KH Muhammad Hadi Mahfuzd atau Gus Hadi, ketua MUI Kabupaten Tulungagung / Foto : Anang Basso / Tulungagung TIMES
KH Muhammad Hadi Mahfuzd atau Gus Hadi, ketua MUI Kabupaten Tulungagung / Foto : Anang Basso / Tulungagung TIMES

Gonjang-ganjing adanya dugaan Mafia Ujian Perangkat Desa Di Kabupaten Tulungagung juga menjadi perhatian tokoh agama. 

Ketua Majelis Ulama Indonesia (MUI) Kabupaten Tulungagung, KH Muhammad Hadi Mahfuzd atau biasa dipanggil gus Hadi itu mengaku prihatin jika adanya mafia ujian perangkat desa itu benar.

"Kalau berita itu benar adanya,sungguh memprihatinkan, memalukan," kata Gus Hadi, Rabu (26/02) siang.

Gus Hadi lantas menyinggung badai korupsi yang hingga kini belum tuntas setelah Komisi Pemberantasan Korupsi menangkap tangan (OTT) pada bupati Tulungagung, Syahri Mulyo beberapa waktu lalu.

"Apa belum cukup mencoreng muka kita perilaku korupsi yang sampai sekarang masih belum juga selesai selesai, Kok gak kapok kapok," tanya salah satu Kyai Kharismatik di kota marmer itu.

Jika tidak dapat mengamalkan agamanya, setidaknya para pelaku kegiatan politik yang mengemban amanah rakyat dapat menjalankan pedoman dan perilaku yang diajarkan dalam pancasila, bukan hanya di gembar-gemborkan saja.

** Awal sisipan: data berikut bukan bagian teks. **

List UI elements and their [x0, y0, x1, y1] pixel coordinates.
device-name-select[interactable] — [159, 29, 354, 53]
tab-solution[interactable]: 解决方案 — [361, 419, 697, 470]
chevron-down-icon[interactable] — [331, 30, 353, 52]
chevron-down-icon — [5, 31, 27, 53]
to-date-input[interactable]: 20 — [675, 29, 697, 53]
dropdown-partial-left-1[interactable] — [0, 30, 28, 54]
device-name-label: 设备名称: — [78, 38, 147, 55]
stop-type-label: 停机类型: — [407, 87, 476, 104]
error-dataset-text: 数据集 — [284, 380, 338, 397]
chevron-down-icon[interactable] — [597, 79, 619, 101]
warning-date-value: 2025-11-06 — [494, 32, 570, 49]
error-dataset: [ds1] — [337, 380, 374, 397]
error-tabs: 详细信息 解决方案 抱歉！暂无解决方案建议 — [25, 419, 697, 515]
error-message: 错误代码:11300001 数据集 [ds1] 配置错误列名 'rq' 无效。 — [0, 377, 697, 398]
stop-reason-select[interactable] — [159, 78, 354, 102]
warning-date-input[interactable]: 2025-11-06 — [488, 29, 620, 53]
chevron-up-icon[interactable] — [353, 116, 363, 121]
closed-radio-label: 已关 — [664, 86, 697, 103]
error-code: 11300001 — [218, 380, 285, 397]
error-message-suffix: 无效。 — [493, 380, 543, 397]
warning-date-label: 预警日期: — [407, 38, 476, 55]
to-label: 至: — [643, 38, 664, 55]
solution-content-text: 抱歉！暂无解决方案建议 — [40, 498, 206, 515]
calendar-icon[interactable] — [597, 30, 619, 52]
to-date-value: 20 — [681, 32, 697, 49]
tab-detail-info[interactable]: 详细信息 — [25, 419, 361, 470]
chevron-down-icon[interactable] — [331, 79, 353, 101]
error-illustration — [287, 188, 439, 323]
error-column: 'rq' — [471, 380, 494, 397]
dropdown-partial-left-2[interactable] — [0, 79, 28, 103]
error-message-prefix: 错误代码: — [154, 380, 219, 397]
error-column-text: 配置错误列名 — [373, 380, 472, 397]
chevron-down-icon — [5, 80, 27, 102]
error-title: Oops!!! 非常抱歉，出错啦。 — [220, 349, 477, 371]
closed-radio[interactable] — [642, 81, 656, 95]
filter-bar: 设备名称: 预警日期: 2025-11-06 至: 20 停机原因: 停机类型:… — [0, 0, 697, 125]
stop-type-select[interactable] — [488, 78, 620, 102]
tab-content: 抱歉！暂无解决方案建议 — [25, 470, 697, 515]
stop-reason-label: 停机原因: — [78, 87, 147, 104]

"Dimana moral pancasila yang kita gembar gemborkan itu, kapan kita sudahi kebiasaan buruk itu," lanjutnya.

Jika pejabat yang punya keterkaitan dengan posisi pengisian perangkat desa tidak bisa mengemban amanah, Gus Hadi meminta agar dirinya angkat tangan atau mundur dari jabatannya.

"Mundur saja kalau memang tidak bisa amanah," tegasnya.

Dugaan adanya mafia ujian perangkat desa ini sebelumnya juga di ungkapkan oleh sejumlah aktivis baik LSM dan perguruan tinggi bahkan politisi. 

Namun, bukannya berhenti, dugaan praktek curang untuk menentukan nilai ujian ini makin marak. 

Terbukti dari beberapa desa yang melaksanakan penjaringan dan penyaringan perangkat desa, peserta yang kalah menuding nilai yang didapatkan pemenang Njomplang atau tidak wajar.

Bahkan, satgas sapu bersih pungutan liar (Saber Pungli) Kabupaten Tulungagung menargetkan untuk melakukan operasi tangkap tangan terhadap pelaku atau mafia ujian tersebut.